Son affection pour les ânes ne s’arrête pas seulement au voyage. Brigitte a eu également envie de faire connaître plus largement l’âne au grand public pour redorer le blason de cet animal dont l’image est à son goût, très négative depuis des siècles ! “Ce n’est pas un animal idiot, ni têtu. Il est au contraire très intelligent” martèle l’écrivaine voyageuse. Ce travail de réhabilitation de l’âne, elle le mène aussi lors de conférences, d’expositions pédagogiques et humoristiques et d’animations avec son âne. D’ailleurs au cours du week-end où j’était chez elle, Brigitte présentait une conférence à Nantes.
Marius a donc fait la connaissance de Ioko, dont le parc entoure la petite maison bretonne de mon hôte. Il n’y a pas de séparation avec le bâtiment auquel ils ont donc accès. Les deux ânes voyageurs ont commencé par se regarder en chien de faïence… Marius surtout, qui n’apprécie par toujours l’approche d’autres ânes quand il est en train de découvrir les odeurs du lieu où il va s’installer. Ses sautes d’humeur ne durent heureusement jamais très longtemps. Il est quand même un peu sociable je vous rassure ! Tous les deux ont vite appris à se connaître et se sont rapidement entendus pour faire le mur ! Dès le lendemain matin, “mon roi de l’évasion” avait en effet compris comment ouvrir le portail du jardin qui donne sur une petite route de campagne. Il avait repéré un champ, non loin de là, où l’herbe semblait bien meilleure que celle du terrain de Ioko. Malin comme un singe !! J’aurais dû m’en douter… surtout m’en méfier ! Ceux qui nous suivent depuis un moment savent qu’il n’en est pas à ses débuts. Il sait depuis longtemps ouvrir les portes. A la maison déjà, il les ouvrait pour se servir en foin et au cours du voyage, il a pris la clé des champs plusieurs fois, dès que l’occasion se présentait !

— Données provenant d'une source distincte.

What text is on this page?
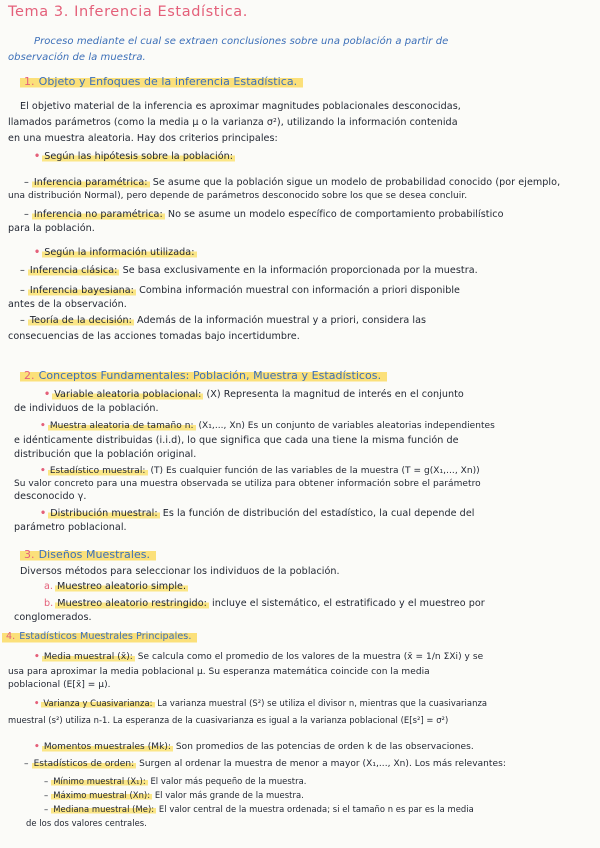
Tema 3. Inferencia Estadística.
Proceso mediante el cual se extraen conclusiones sobre una población a partir de
observación de la muestra.
1. Objeto y Enfoques de la inferencia Estadística.
El objetivo material de la inferencia es aproximar magnitudes poblacionales desconocidas,
llamados parámetros (como la media μ o la varianza σ²), utilizando la información contenida
en una muestra aleatoria. Hay dos criterios principales:
• Según las hipótesis sobre la población:
– Inferencia paramétrica: Se asume que la población sigue un modelo de probabilidad conocido (por ejemplo,
una distribución Normal), pero depende de parámetros desconocido sobre los que se desea concluir.
– Inferencia no paramétrica: No se asume un modelo específico de comportamiento probabilístico
para la población.
• Según la información utilizada:
– Inferencia clásica: Se basa exclusivamente en la información proporcionada por la muestra.
– Inferencia bayesiana: Combina información muestral con información a priori disponible
antes de la observación.
– Teoría de la decisión: Además de la información muestral y a priori, considera las
consecuencias de las acciones tomadas bajo incertidumbre.
2. Conceptos Fundamentales: Población, Muestra y Estadísticos.
• Variable aleatoria poblacional: (X) Representa la magnitud de interés en el conjunto
de individuos de la población.
• Muestra aleatoria de tamaño n: (X₁,..., Xn) Es un conjunto de variables aleatorias independientes
e idénticamente distribuidas (i.i.d), lo que significa que cada una tiene la misma función de
distribución que la población original.
• Estadístico muestral: (T) Es cualquier función de las variables de la muestra (T = g(X₁,..., Xn))
Su valor concreto para una muestra observada se utiliza para obtener información sobre el parámetro
desconocido γ.
• Distribución muestral: Es la función de distribución del estadístico, la cual depende del
parámetro poblacional.
3. Diseños Muestrales.
Diversos métodos para seleccionar los individuos de la población.
a. Muestreo aleatorio simple.
b. Muestreo aleatorio restringido: incluye el sistemático, el estratificado y el muestreo por
conglomerados.
4. Estadísticos Muestrales Principales.
• Media muestral (x̄): Se calcula como el promedio de los valores de la muestra (x̄ = 1/n ΣXi) y se
usa para aproximar la media poblacional μ. Su esperanza matemática coincide con la media
poblacional (E[x̄] = μ).
• Varianza y Cuasivarianza: La varianza muestral (S²) se utiliza el divisor n, mientras que la cuasivarianza
muestral (s²) utiliza n-1. La esperanza de la cuasivarianza es igual a la varianza poblacional (E[s²] = σ²)
• Momentos muestrales (Mk): Son promedios de las potencias de orden k de las observaciones.
– Estadísticos de orden: Surgen al ordenar la muestra de menor a mayor (X₁,..., Xn). Los más relevantes:
– Mínimo muestral (X₁): El valor más pequeño de la muestra.
– Máximo muestral (Xn): El valor más grande de la muestra.
– Mediana muestral (Me): El valor central de la muestra ordenada; si el tamaño n es par es la media
de los dos valores centrales.
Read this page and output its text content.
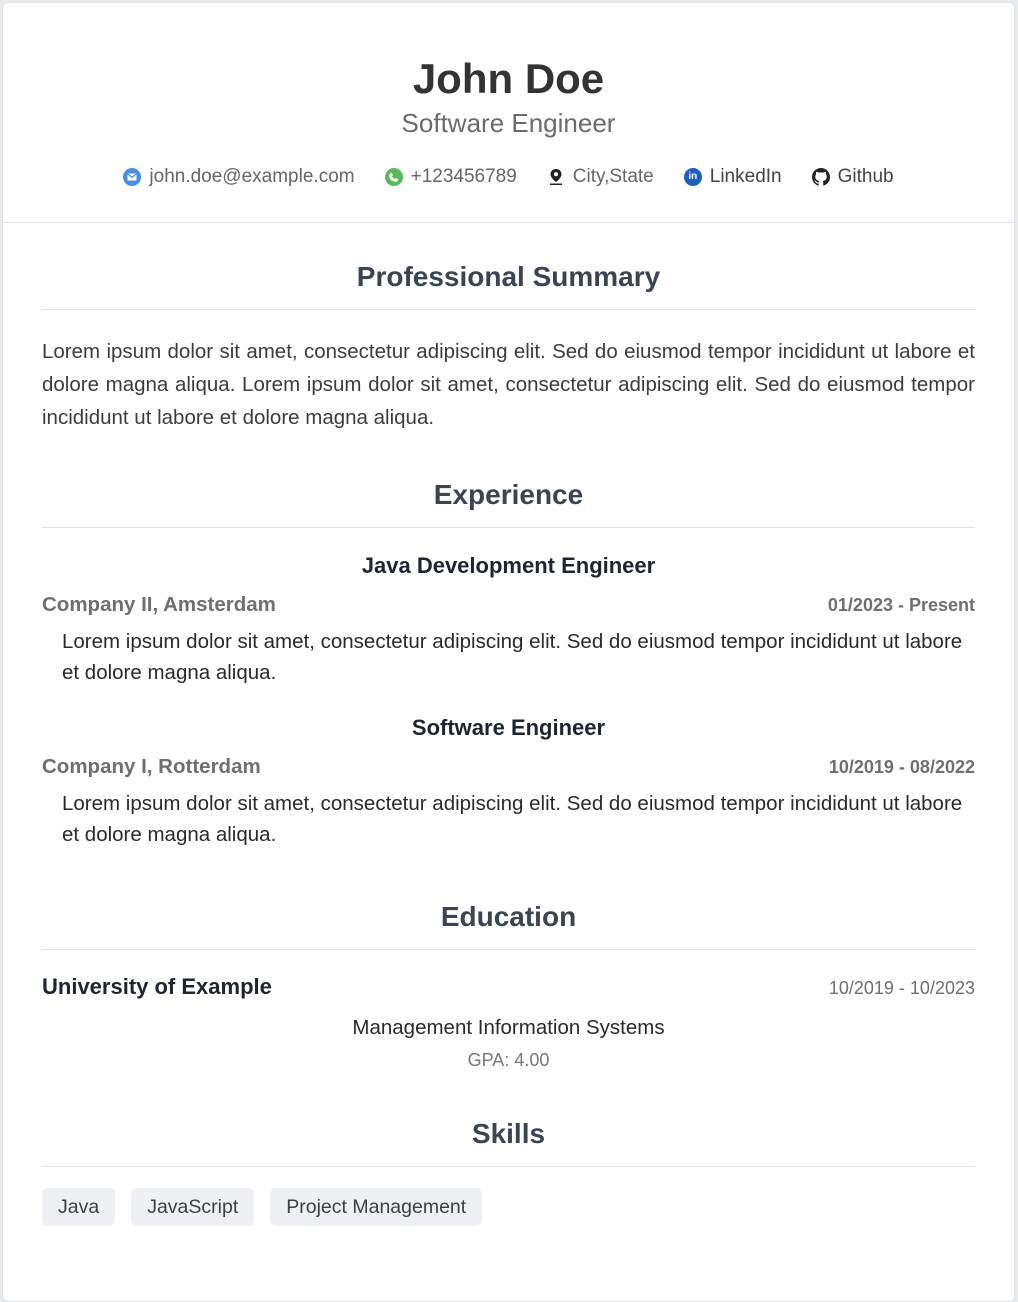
John Doe
Software Engineer
john.doe@example.com	+123456789	City,State	in LinkedIn	Github
Professional Summary
Lorem ipsum dolor sit amet, consectetur adipiscing elit. Sed do eiusmod tempor incididunt ut labore et dolore magna aliqua. Lorem ipsum dolor sit amet, consectetur adipiscing elit. Sed do eiusmod tempor incididunt ut labore et dolore magna aliqua.
Experience
Java Development Engineer
Company II, Amsterdam	01/2023 - Present
Lorem ipsum dolor sit amet, consectetur adipiscing elit. Sed do eiusmod tempor incididunt ut labore et dolore magna aliqua.
Software Engineer
Company I, Rotterdam	10/2019 - 08/2022
Lorem ipsum dolor sit amet, consectetur adipiscing elit. Sed do eiusmod tempor incididunt ut labore et dolore magna aliqua.
Education
University of Example	10/2019 - 10/2023
Management Information Systems
GPA: 4.00
Skills
Java	JavaScript	Project Management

Une fois les deux loustics ramenés à la maison (Marius avait entraîné son nouveau pote), j’ai bloqué cette fois le portail avec deux tendeurs et une longe. Un dispositif anti-évasion qui a eu du mal à faire ses preuves tant Marius s’est appliqué à tenter de le démonter ! Et ma foi, il y est presque parvenu ! Le chemin lui manquerait-il déjà ??Bloqués à la cantine autour de la maison, les deux zèbres ont pu parler tranquillement aventures culinaires et gastronomie en voyage. Sujet vaste ! “Je dirais même plus, vaste sujet” ! Ils avaient de quoi s’occuper pendant ces quelques jours passés ensemble. Marius, profitant de la proximité de la maison, a également montré qu’il aurait bien aimé y rentrer ! Faute de pouvoir s’inviter dans le salon, il n’hésita pas à envoyer quelques coups de sabots contre la porte d’entrée ou à lancer un regard curieux à travers la petite fenêtre de derrière, histoire de nous rappeler à son bon souvenir !
C’était en tout cas un chouette moment passé chez et avec Brigitte, que j’espère revoir prochainement pour enregistrer une interview dans le cadre de notre série vidéo “Mag’Asine“. Nous n’avons pas eu le temps de la faire au cours de ces quatre jours. Durant mon séjour chez elle, nous avons eu la visite d’un correspondant de presse, celui qui était venu chez Lydie à Créac’h Ménory. Changement d’angle pour ce nouvel article. Cette fois, il racontera la rencontre de deux voyageurs au pas de leurs ânes ! Soit !Malgré ses dédicaces, la distribution de son nouveau livre et un planning bien serré, Brigitte a pris le temps de m’accueillir et de partager son quotidien. Elle s’est même mise à coudre le drapeau du Marius Tour, déchiré depuis juillet par des ronces ! J’ai pu apprendre à la connaître et à découvrir une vraie passionnée qui met beaucoup d’énergie à réhabiliter l’âne auprès d’un large public. Merci à toi encore Brigitte, et à bientôt.